I think the two fashions, while serving the same purpose have different messages, besides just evoking disgust in the adult population. The body disfigurement speaks of a change in the way one owns one’s body. It is as if one wants to punish the body, like yogis piercing themselves and sitting on nails to show their separation from the body. Perhaps both fashions speak of separation and the pain of separation.
The interesting thing about these fashions that create disgust in the Adults is that you have to keep stretching the disgust and top the last disgust. So the pants keep going lower and the rings keep getting added. Everyone wants to be on the leading edge of the Disgust Wave. At some point the advance of disgust stops and begins to retreat. At some undefined time, the outgoing tide shifts to incoming.

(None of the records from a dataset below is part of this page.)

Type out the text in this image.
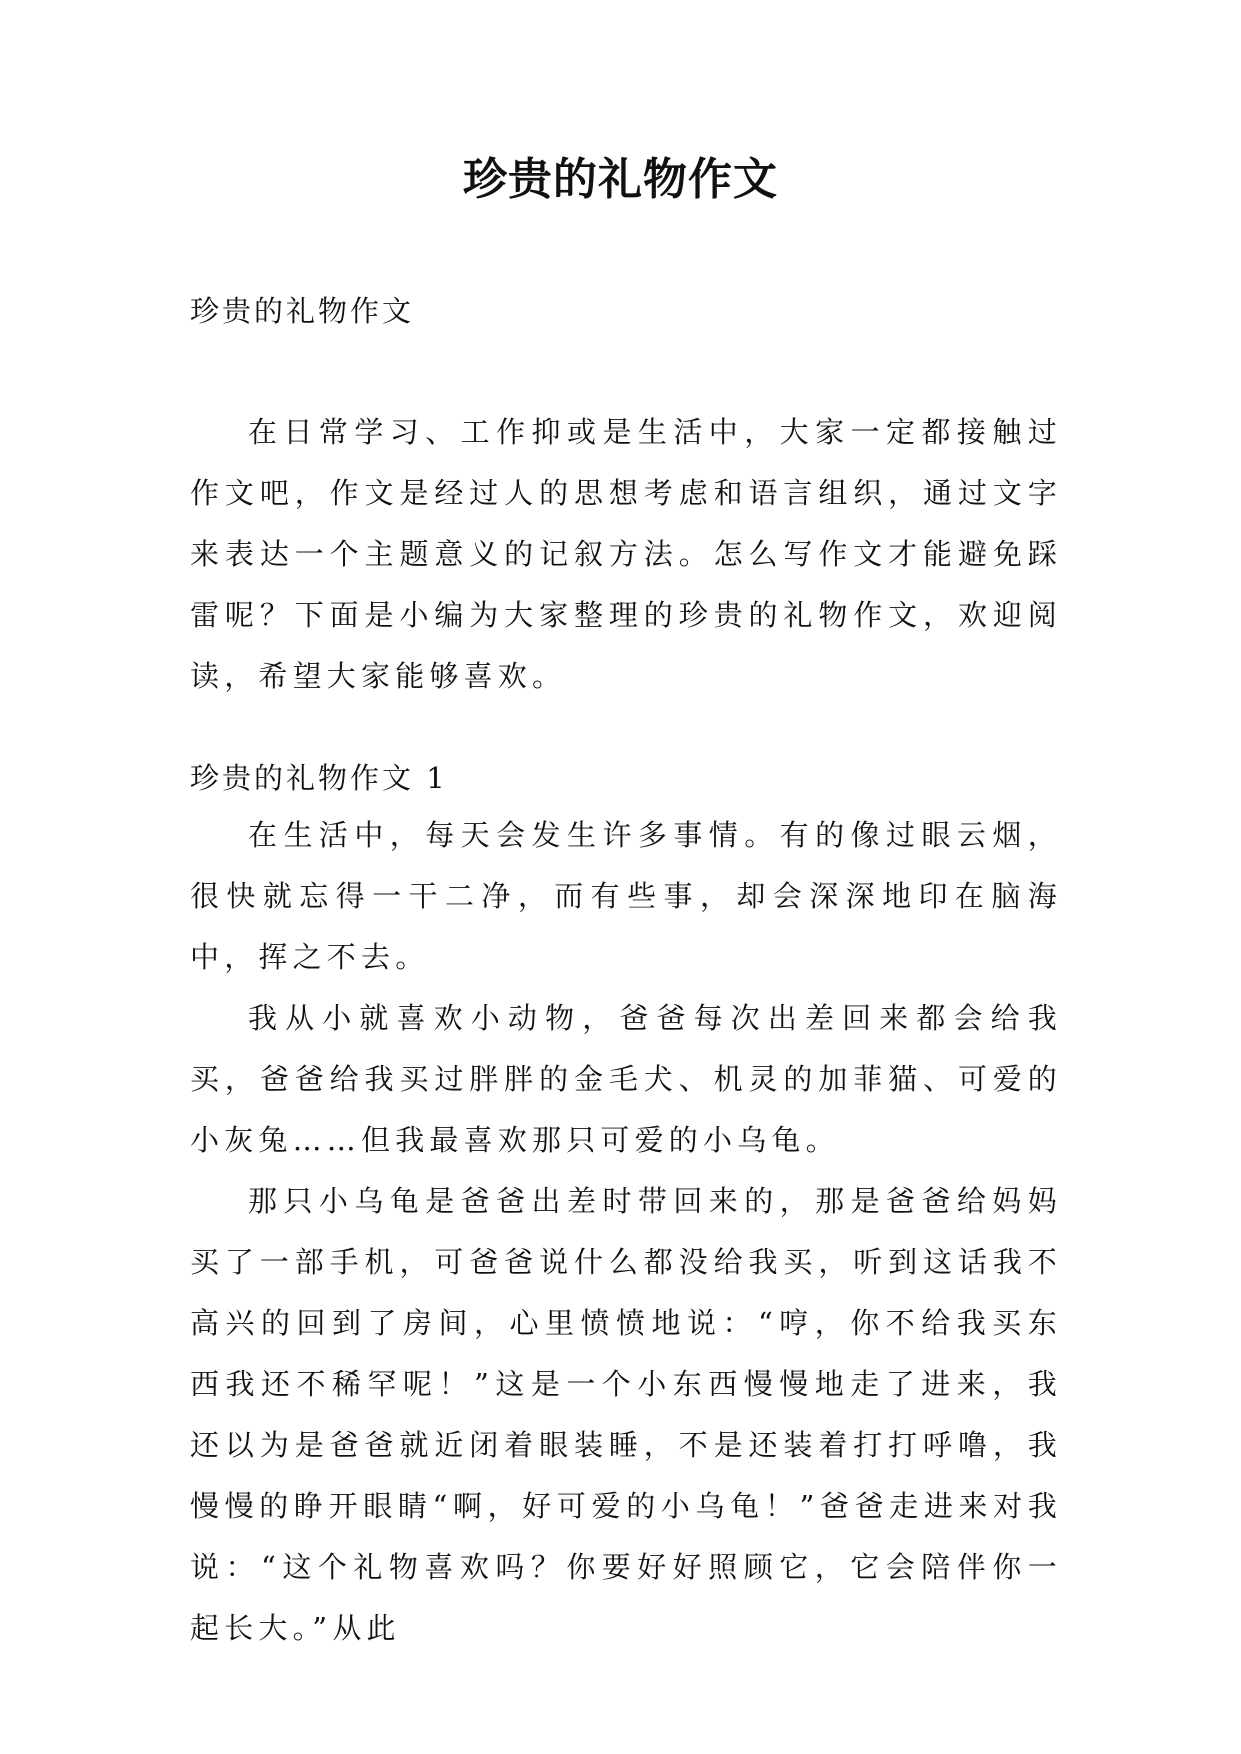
珍贵的礼物作文
珍贵的礼物作文

在日常学习、工作抑或是生活中，大家一定都接触过作文吧，作文是经过人的思想考虑和语言组织，通过文字来表达一个主题意义的记叙方法。怎么写作文才能避免踩雷呢？下面是小编为大家整理的珍贵的礼物作文，欢迎阅读，希望大家能够喜欢。

珍贵的礼物作文 1

在生活中，每天会发生许多事情。有的像过眼云烟，很快就忘得一干二净，而有些事，却会深深地印在脑海中，挥之不去。

我从小就喜欢小动物，爸爸每次出差回来都会给我买，爸爸给我买过胖胖的金毛犬、机灵的加菲猫、可爱的小灰兔……但我最喜欢那只可爱的小乌龟。

那只小乌龟是爸爸出差时带回来的，那是爸爸给妈妈买了一部手机，可爸爸说什么都没给我买，听到这话我不高兴的回到了房间，心里愤愤地说：“哼，你不给我买东西我还不稀罕呢！”这是一个小东西慢慢地走了进来，我还以为是爸爸就近闭着眼装睡，不是还装着打打呼噜，我慢慢的睁开眼睛“啊，好可爱的小乌龟！”爸爸走进来对我说：“这个礼物喜欢吗？你要好好照顾它，它会陪伴你一起长大。”从此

Western civilization is unique in that it created adolescence, which is the delayed transition from childhood to adulthood. Previous civilizations, particularly primitive societies have initiation rites that moves the child from the mother to the world of the father and the tribe of men. One day you were a child, the next day you were a member of the tribe. No adolescence. Today the only initiation rite we have that turns the child (or adolescent) into a man is the military. Today’s adolescence are suspended in time, looking for their lost rite of passage. They may physically grow up, but they remain emotional arrested, and still attached to the Mother.
So these adolescent fashions that separate the adolescent from both childhood and adult hood create a Tribe of Adolescents where they seek safety from the chaos of finding their adult identity in a clearly defined intermediate tribe.